What Does All This Mean? We need to listen to women. Physicians need to listen to women’s symptoms and address them, but also direct more medical studies to the apparent differences in women’s symptoms and conditions. It is also clear, we must find a path to getting those nearly 380,000 women missing from the workforce, back into employment. Regarding the pay-gap, we need legislation to better address this issue and force companies to address it, but also women and men executives have to stand up to bullies in the workforce who discriminate based on gender, specifically in medicine and finance where it is most egregious. Finally, we as a society, must create better access and opportunity for female entrepreneurs and female investors. The best innovations are being starved because we still live in an old boys’ network when it comes to funding startups.

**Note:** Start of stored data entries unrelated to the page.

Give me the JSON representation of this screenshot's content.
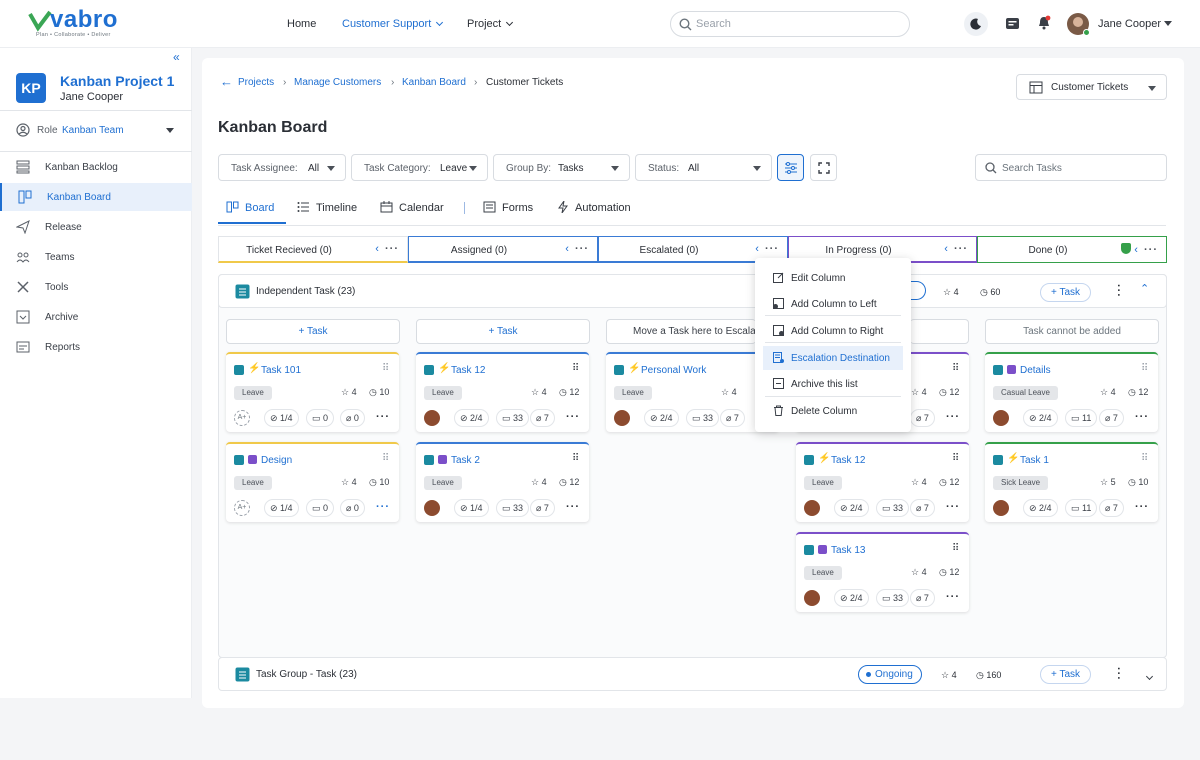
{
  "brand": {
    "name": "vabro",
    "tagline": "Plan • Collaborate • Deliver",
    "color": "#1f6fd1"
  },
  "topnav": {
    "items": [
      "Home",
      "Customer Support",
      "Project"
    ],
    "active": "Customer Support",
    "search_placeholder": "Search",
    "user": "Jane Cooper"
  },
  "sidebar": {
    "project_initials": "KP",
    "project_title": "Kanban Project 1",
    "project_owner": "Jane Cooper",
    "role_label": "Role",
    "role_value": "Kanban Team",
    "items": [
      "Kanban Backlog",
      "Kanban Board",
      "Release",
      "Teams",
      "Tools",
      "Archive",
      "Reports"
    ],
    "active": "Kanban Board"
  },
  "breadcrumb": [
    "Projects",
    "Manage Customers",
    "Kanban Board",
    "Customer Tickets"
  ],
  "view_select": "Customer Tickets",
  "page_title": "Kanban Board",
  "filters": [
    {
      "key": "Task Assignee:",
      "value": "All"
    },
    {
      "key": "Task Category:",
      "value": "Leave"
    },
    {
      "key": "Group By:",
      "value": "Tasks"
    },
    {
      "key": "Status:",
      "value": "All"
    }
  ],
  "search_tasks_placeholder": "Search Tasks",
  "tabs": [
    "Board",
    "Timeline",
    "Calendar",
    "Forms",
    "Automation"
  ],
  "active_tab": "Board",
  "columns": [
    {
      "title": "Ticket Recieved (0)",
      "color": "#f0c94a"
    },
    {
      "title": "Assigned (0)",
      "color": "#3a7bd5"
    },
    {
      "title": "Escalated (0)",
      "color": "#3a7bd5"
    },
    {
      "title": "In Progress (0)",
      "color": "#7b4fc9"
    },
    {
      "title": "Done (0)",
      "color": "#35a04a"
    }
  ],
  "group1": {
    "title": "Independent Task (23)",
    "status": "Ongoing",
    "stars": "4",
    "time": "60",
    "add": "+ Task"
  },
  "group2": {
    "title": "Task Group - Task (23)",
    "status": "Ongoing",
    "stars": "4",
    "time": "160",
    "add": "+ Task"
  },
  "add_row": [
    "+ Task",
    "+ Task",
    "Move a Task here to Escalate",
    "",
    "Task cannot be added"
  ],
  "cards": {
    "c1": {
      "title": "Task 101",
      "tag": "Leave",
      "stars": "4",
      "time": "10",
      "checks": "1/4",
      "comments": "0",
      "attach": "0"
    },
    "c2": {
      "title": "Design",
      "tag": "Leave",
      "stars": "4",
      "time": "10",
      "checks": "1/4",
      "comments": "0",
      "attach": "0"
    },
    "c3": {
      "title": "Task 12",
      "tag": "Leave",
      "stars": "4",
      "time": "12",
      "checks": "2/4",
      "comments": "33",
      "attach": "7"
    },
    "c4": {
      "title": "Task 2",
      "tag": "Leave",
      "stars": "4",
      "time": "12",
      "checks": "1/4",
      "comments": "33",
      "attach": "7"
    },
    "c5": {
      "title": "Personal Work",
      "tag": "Leave",
      "stars": "4",
      "time": "12",
      "checks": "2/4",
      "comments": "33",
      "attach": "7"
    },
    "c6": {
      "title": "",
      "tag": "",
      "stars": "4",
      "time": "12",
      "checks": "",
      "comments": "",
      "attach": "7"
    },
    "c7": {
      "title": "Task 12",
      "tag": "Leave",
      "stars": "4",
      "time": "12",
      "checks": "2/4",
      "comments": "33",
      "attach": "7"
    },
    "c8": {
      "title": "Task 13",
      "tag": "Leave",
      "stars": "4",
      "time": "12",
      "checks": "2/4",
      "comments": "33",
      "attach": "7"
    },
    "c9": {
      "title": "Details",
      "tag": "Casual Leave",
      "stars": "4",
      "time": "12",
      "checks": "2/4",
      "comments": "11",
      "attach": "7"
    },
    "c10": {
      "title": "Task 1",
      "tag": "Sick Leave",
      "stars": "5",
      "time": "10",
      "checks": "2/4",
      "comments": "11",
      "attach": "7"
    }
  },
  "context_menu": [
    "Edit Column",
    "Add Column to Left",
    "Add Column to Right",
    "Escalation Destination",
    "Archive this list",
    "Delete Column"
  ],
  "context_menu_highlight": "Escalation Destination"
}
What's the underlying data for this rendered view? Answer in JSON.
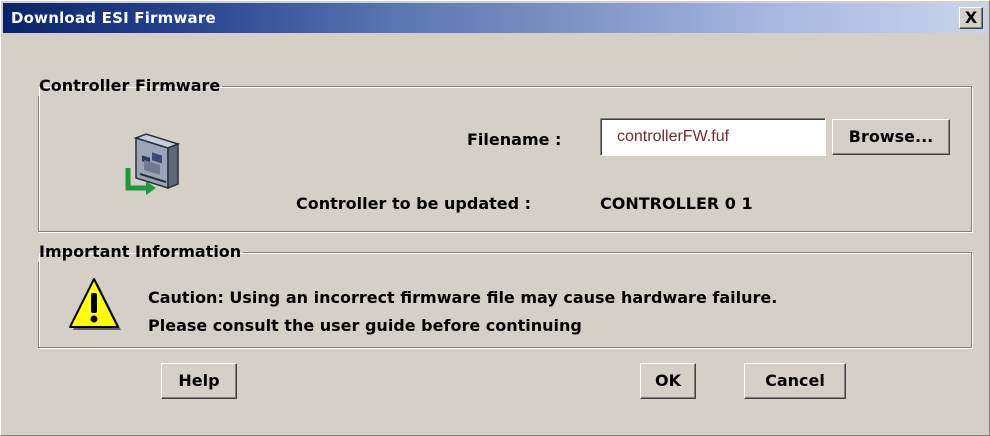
{
  "window": {
    "title": "Download ESI Firmware",
    "close_glyph": "X",
    "title_gradient": [
      "#0a246a",
      "#a6b8e0"
    ]
  },
  "controller_firmware": {
    "legend": "Controller Firmware",
    "icon": "controller-hardware-icon",
    "filename_label": "Filename :",
    "filename_value": "controllerFW.fuf",
    "browse_label": "Browse...",
    "controller_label": "Controller to be updated :",
    "controller_value": "CONTROLLER 0 1"
  },
  "important_information": {
    "legend": "Important Information",
    "icon": "warning-icon",
    "caution_line1": "Caution: Using an incorrect firmware file may cause hardware failure.",
    "caution_line2": "Please consult the user guide before continuing"
  },
  "buttons": {
    "help": "Help",
    "ok": "OK",
    "cancel": "Cancel"
  }
}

What Would Happen If We Actually Addressed These Issues? Many good things and quickly. We could reduce heart disease and cancer deaths significantly by earlier diagnosis of women’s symptoms. If women’s workforce participation elevated to 50%, the United States would add $1.9 trillion dollars to the economy. As a proof point, across the globe, 4,161 companies increased their revenue by 1-2% when they achieved a 10 % increase in gender equity pay. Women-led startups tend to outperform their male counterparts. Typically, women-led startups provide a 35% higher ROI and a 63% higher valuation. They also tend to hire more women. In the aggregate, more female run companies would produce more revenue and have more women employees.
In practicality, what should we do, day to day?
1. Be your own health advocate, and make certain you or the women in your life, help physicians understand, listen to and address women’s symptoms, earlier
2. Hire women, particularly female doctors
3. Pay women
4. Fund women
Carry on good warriors!
Some Good News: In great news for the climate, the rate of deforestation in the Amazon rainforest halved in 2023. This is the lowest rate of deforestation in 5 years for the world’s largest rainforest.